The prospective multicenter cohort study to evaluate the usefulness of the CAVI to predict cardiovascular events in Japan (CAVI-J) is ongoing. The primary endpoints are cardiovascular death, nonfatal myocardial infarction, and stroke, and the secondary endpoints are composite cardiovascular events including all cause death, heart failure requiring hospitalization, angina pectoris with revascularization, new incidence of peripheral artery disease, abdominal aortic aneurysm, aortic dissection, and deterioration in renal function [159] The large sample-size study may strengthen the effectiveness of CAVI for predicting cardiovascular events and heart failure, and enables a comparison of the effectiveness to other modalities.

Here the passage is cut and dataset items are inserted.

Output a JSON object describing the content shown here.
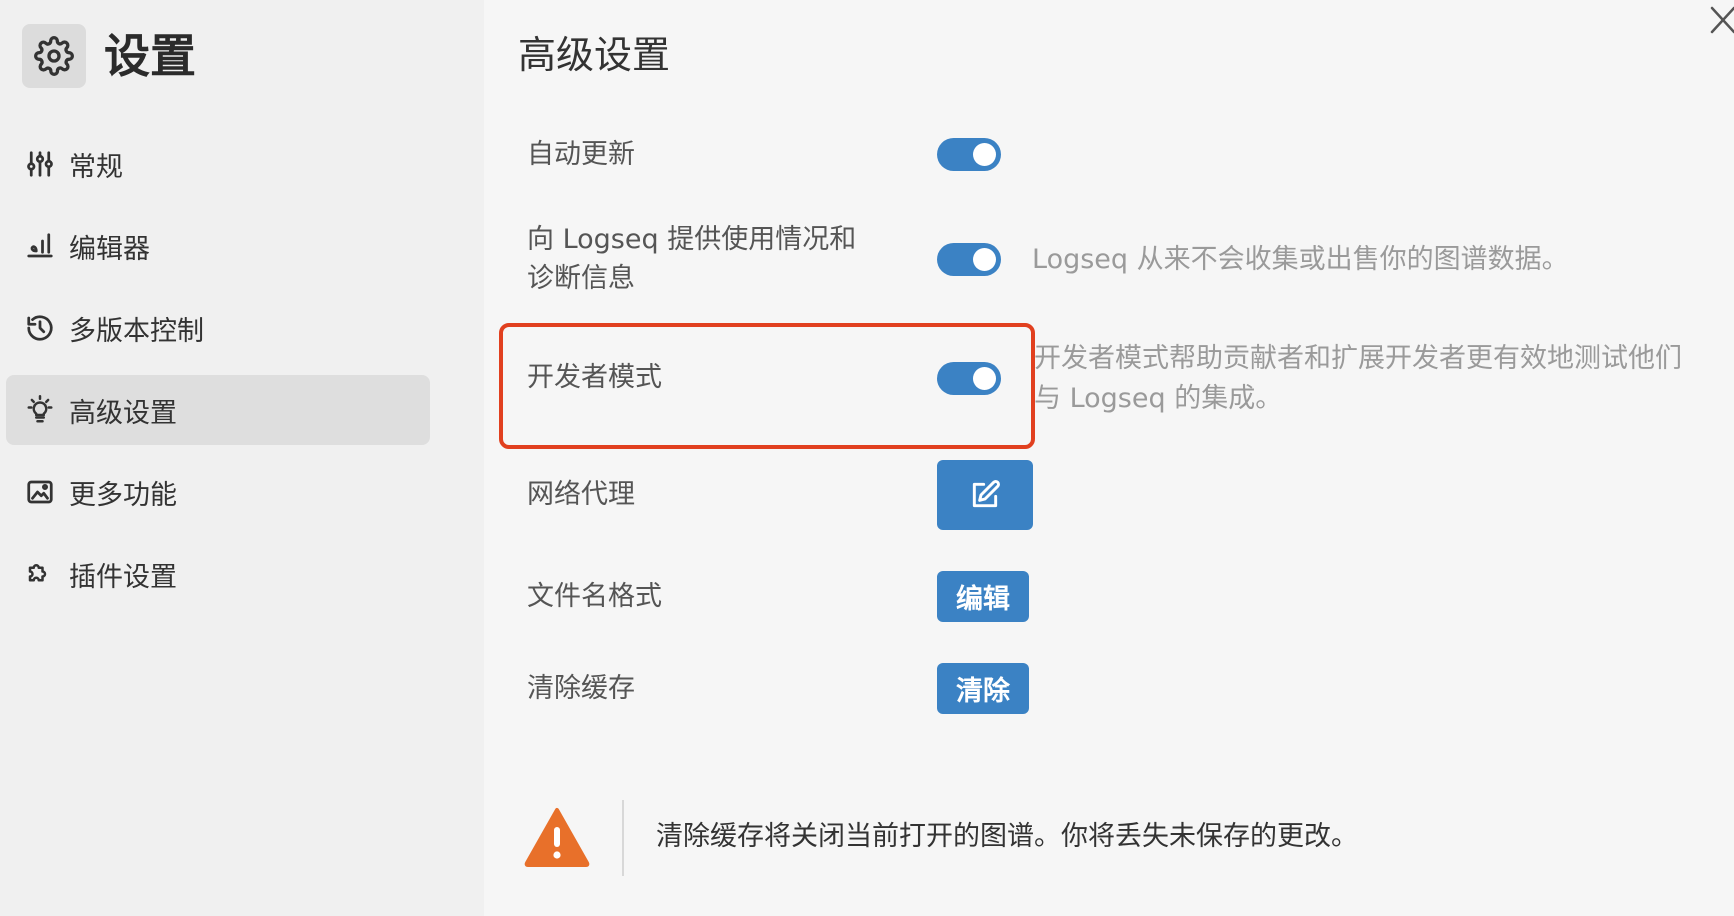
{
  "sidebar": {
    "title": "设置",
    "items": [
      {
        "label": "常规",
        "icon": "sliders-icon"
      },
      {
        "label": "编辑器",
        "icon": "editor-icon"
      },
      {
        "label": "多版本控制",
        "icon": "history-icon"
      },
      {
        "label": "高级设置",
        "icon": "bulb-icon",
        "active": true
      },
      {
        "label": "更多功能",
        "icon": "photo-icon"
      },
      {
        "label": "插件设置",
        "icon": "puzzle-icon"
      }
    ]
  },
  "main": {
    "title": "高级设置",
    "rows": {
      "auto_update": {
        "label": "自动更新",
        "enabled": true
      },
      "telemetry": {
        "label_line1": "向 Logseq 提供使用情况和",
        "label_line2": "诊断信息",
        "enabled": true,
        "description": "Logseq 从来不会收集或出售你的图谱数据。"
      },
      "developer_mode": {
        "label": "开发者模式",
        "enabled": true,
        "description_line1": "开发者模式帮助贡献者和扩展开发者更有效地测试他们",
        "description_line2": "与 Logseq 的集成。"
      },
      "network_proxy": {
        "label": "网络代理",
        "button_icon": "edit-icon"
      },
      "filename_format": {
        "label": "文件名格式",
        "button_label": "编辑"
      },
      "clear_cache": {
        "label": "清除缓存",
        "button_label": "清除"
      }
    },
    "warning": {
      "icon": "warning-icon",
      "text": "清除缓存将关闭当前打开的图谱。你将丢失未保存的更改。"
    }
  },
  "colors": {
    "accent": "#3b82c4",
    "highlight": "#e1401f",
    "warning": "#e8702a"
  }
}
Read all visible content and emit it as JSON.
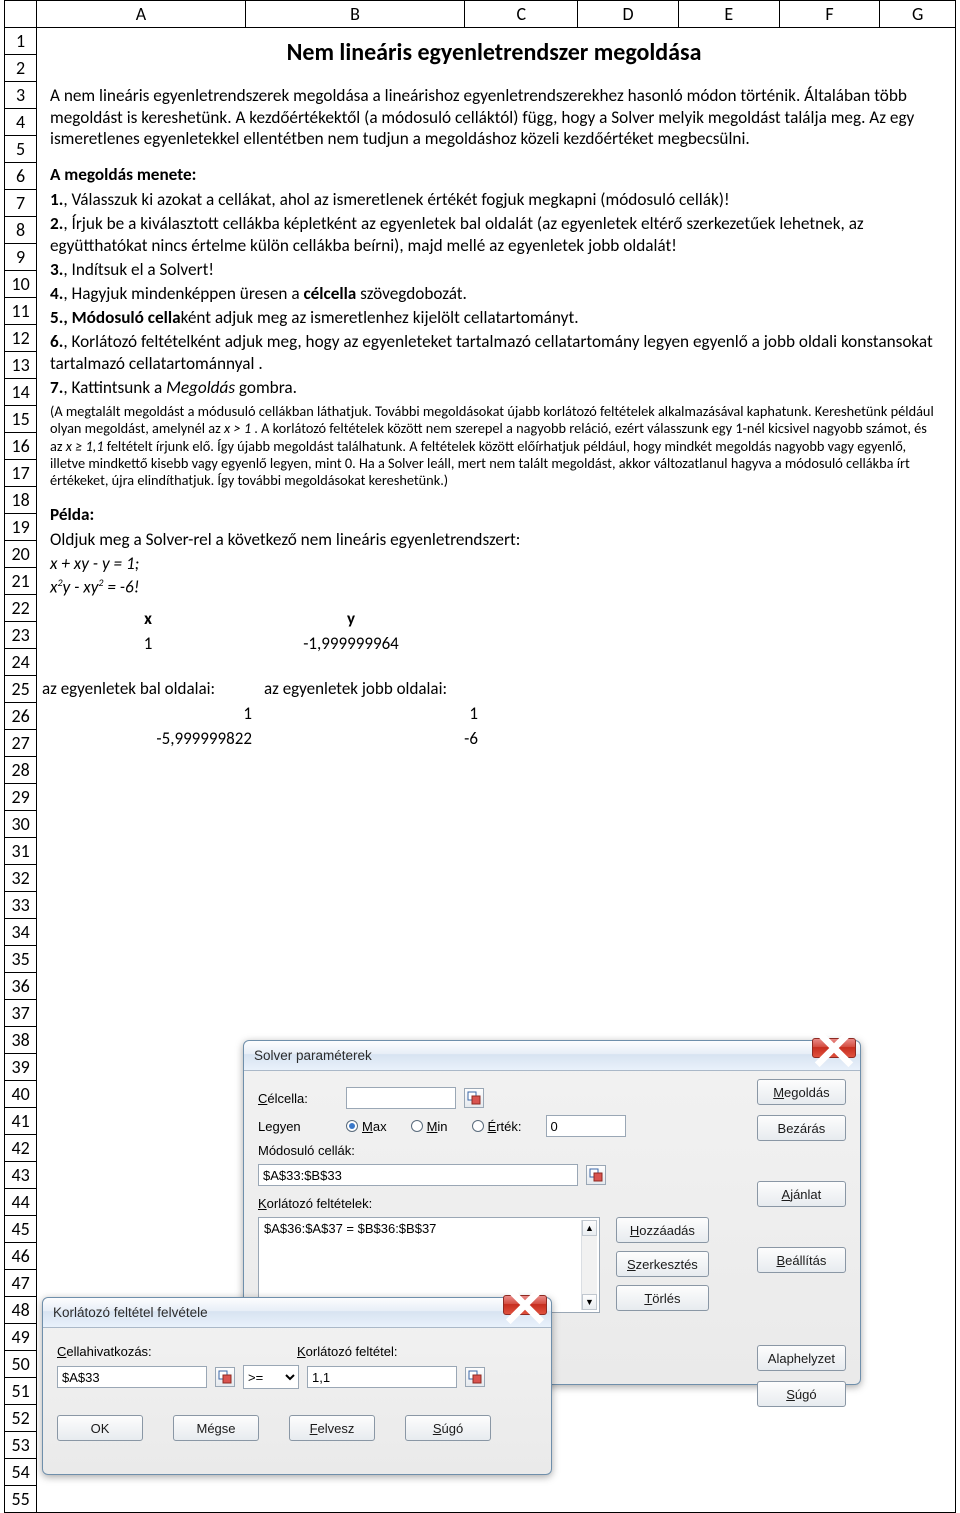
{
  "columns": [
    "A",
    "B",
    "C",
    "D",
    "E",
    "F",
    "G"
  ],
  "row_count": 55,
  "doc": {
    "title": "Nem lineáris egyenletrendszer megoldása",
    "intro": "A nem lineáris egyenletrendszerek megoldása a lineárishoz egyenletrendszerekhez hasonló módon történik. Általában több megoldást is kereshetünk. A kezdőértékektől (a módosuló celláktól) függ, hogy a Solver melyik megoldást találja meg. Az egy ismeretlenes egyenletekkel ellentétben nem tudjun a megoldáshoz közeli kezdőértéket megbecsülni.",
    "steps_title": "A megoldás menete:",
    "step1_prefix": "1.",
    "step1": ", Válasszuk ki azokat a cellákat, ahol az ismeretlenek értékét fogjuk megkapni (módosuló cellák)!",
    "step2_prefix": "2.",
    "step2": ", Írjuk be a kiválasztott cellákba képletként az egyenletek bal oldalát (az egyenletek eltérő szerkezetűek lehetnek, az együtthatókat nincs értelme külön cellákba beírni), majd mellé az egyenletek jobb oldalát!",
    "step3_prefix": "3.",
    "step3": ", Indítsuk el a Solvert!",
    "step4_prefix": "4.",
    "step4_a": ", Hagyjuk mindenképpen üresen a ",
    "step4_bold": "célcella",
    "step4_b": " szövegdobozát.",
    "step5_prefix": "5.",
    "step5_bold": ", Módosuló cella",
    "step5_rest": "ként adjuk meg az ismeretlenhez kijelölt cellatartományt.",
    "step6_prefix": "6.",
    "step6": ", Korlátozó feltételként adjuk meg, hogy az egyenleteket tartalmazó cellatartomány legyen egyenlő a jobb oldali konstansokat tartalmazó cellatartománnyal .",
    "step7_prefix": "7.",
    "step7_a": ", Kattintsunk a ",
    "step7_italic": "Megoldás",
    "step7_b": " gombra.",
    "fine_a": "(A megtalált megoldást a módusuló cellákban láthatjuk. További megoldásokat újabb korlátozó feltételek alkalmazásával kaphatunk. Kereshetünk például olyan megoldást, amelynél az ",
    "fine_it1": "x > 1",
    "fine_b": " . A korlátozó feltételek között nem szerepel a nagyobb reláció, ezért válasszunk egy 1-nél kicsivel nagyobb számot,  és az ",
    "fine_it2": "x ≥  1,1",
    "fine_c": " feltételt írjunk elő. Így újabb megoldást találhatunk.  A feltételek között előírhatjuk például, hogy mindkét megoldás nagyobb vagy egyenlő, illetve mindkettő kisebb vagy egyenlő legyen, mint 0. Ha a Solver leáll, mert nem talált megoldást, akkor változatlanul hagyva a módosuló cellákba írt értékeket, újra elindíthatjuk. Így további megoldásokat kereshetünk.)",
    "example_title": "Példa:",
    "example_intro": "Oldjuk meg a Solver-rel a következő nem lineáris egyenletrendszert:",
    "eq1": "x + xy - y = 1;",
    "eq2_a": "x",
    "eq2_b": "y - xy",
    "eq2_c": " = -6!",
    "table_hdr_x": "x",
    "table_hdr_y": "y",
    "val_x": "1",
    "val_y": "-1,999999964",
    "row35_a": "az egyenletek bal oldalai:",
    "row35_b": "az egyenletek jobb oldalai:",
    "row36_a": "1",
    "row36_b": "1",
    "row37_a": "-5,999999822",
    "row37_b": "-6"
  },
  "solver": {
    "title": "Solver paraméterek",
    "celcella_lbl_u": "C",
    "celcella_lbl": "élcella:",
    "celcella_val": "",
    "legyen": "Legyen",
    "max_u": "M",
    "max_t": "ax",
    "min_u": "M",
    "min_t": "in",
    "ertek_u": "É",
    "ertek_t": "rték:",
    "ertek_val": "0",
    "mod_lbl": "Módosuló cellák:",
    "mod_val": "$A$33:$B$33",
    "korl_lbl_u": "K",
    "korl_lbl": "orlátozó feltételek:",
    "constraint_item": "$A$36:$A$37 = $B$36:$B$37",
    "btn_megoldas": "Megoldás",
    "btn_bezaras": "Bezárás",
    "btn_ajanlat_u": "A",
    "btn_ajanlat": "jánlat",
    "btn_beallitas_u": "B",
    "btn_beallitas": "eállítás",
    "btn_hozzaadas_u": "H",
    "btn_hozzaadas": "ozzáadás",
    "btn_szerk_u": "S",
    "btn_szerk": "zerkesztés",
    "btn_torles_u": "T",
    "btn_torles": "örlés",
    "btn_alap": "Alaphelyzet",
    "btn_sugo_u": "S",
    "btn_sugo": "úgó"
  },
  "constraint_dlg": {
    "title": "Korlátozó feltétel felvétele",
    "ref_lbl_u": "C",
    "ref_lbl": "ellahivatkozás:",
    "ref_val": "$A$33",
    "op": ">=",
    "feltetel_lbl_u": "K",
    "feltetel_lbl": "orlátozó feltétel:",
    "feltetel_val": "1,1",
    "btn_ok": "OK",
    "btn_megse": "Mégse",
    "btn_felvesz_u": "F",
    "btn_felvesz": "elvesz",
    "btn_sugo_u": "S",
    "btn_sugo": "úgó"
  }
}
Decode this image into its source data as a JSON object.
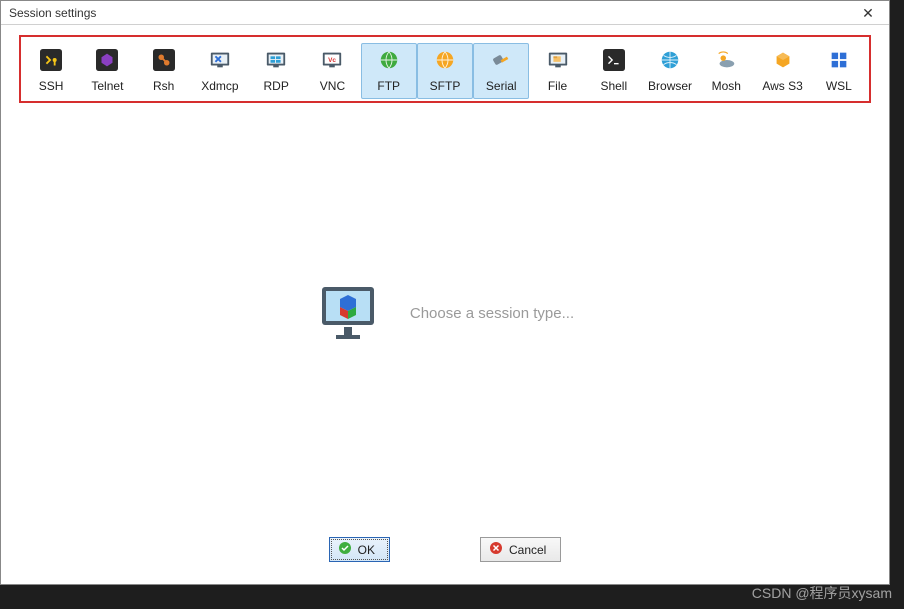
{
  "window": {
    "title": "Session settings"
  },
  "toolbar": {
    "items": [
      {
        "id": "ssh",
        "label": "SSH",
        "hl": false
      },
      {
        "id": "telnet",
        "label": "Telnet",
        "hl": false
      },
      {
        "id": "rsh",
        "label": "Rsh",
        "hl": false
      },
      {
        "id": "xdmcp",
        "label": "Xdmcp",
        "hl": false
      },
      {
        "id": "rdp",
        "label": "RDP",
        "hl": false
      },
      {
        "id": "vnc",
        "label": "VNC",
        "hl": false
      },
      {
        "id": "ftp",
        "label": "FTP",
        "hl": true
      },
      {
        "id": "sftp",
        "label": "SFTP",
        "hl": true
      },
      {
        "id": "serial",
        "label": "Serial",
        "hl": true
      },
      {
        "id": "file",
        "label": "File",
        "hl": false
      },
      {
        "id": "shell",
        "label": "Shell",
        "hl": false
      },
      {
        "id": "browser",
        "label": "Browser",
        "hl": false
      },
      {
        "id": "mosh",
        "label": "Mosh",
        "hl": false
      },
      {
        "id": "awss3",
        "label": "Aws S3",
        "hl": false
      },
      {
        "id": "wsl",
        "label": "WSL",
        "hl": false
      }
    ]
  },
  "main": {
    "prompt": "Choose a session type..."
  },
  "buttons": {
    "ok": "OK",
    "cancel": "Cancel"
  },
  "watermark": "CSDN @程序员xysam"
}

Furthermore, we recently published a paper of a study investigating the association of CAVI with endothelial insulin resistance. Freshly isolated arterial endothelial cells (FIECs) were harvested from radial catheter sheath, a disposable device for coronary angiography. Endothelial insulin resistance was defined as a decrease of insulin-stimulated phosphorylation of eNOS at serine 1177 (p-eNOS Ser1177). CAVI negatively correlated with percent increase of insulin-mediated p-eNOS Ser1177 in the FIECs. The result suggests that high CAVI is associated with deteriorated signal transduction of IRS1-PI3K-Akt-eNOS pathway indicating endothelial dysfunction [160]. Thus, we believe that translational research linking the molecular mechanisms of arterial stiffness to the physiological vascular function test of CAVI will be more common in the future.

12. Conclusions

Arterial stiffness is a factor of arteriosclerosis and heart failure, especially in HFpEF. Endothelial dysfunction involves the progression of arterial stiffness for which various clinical and molecular biological research has been conducted. CAVI is a convenient yet effective marker of this disorder. The efficacy will be clarified to a greater and necessary extent in future clinical research.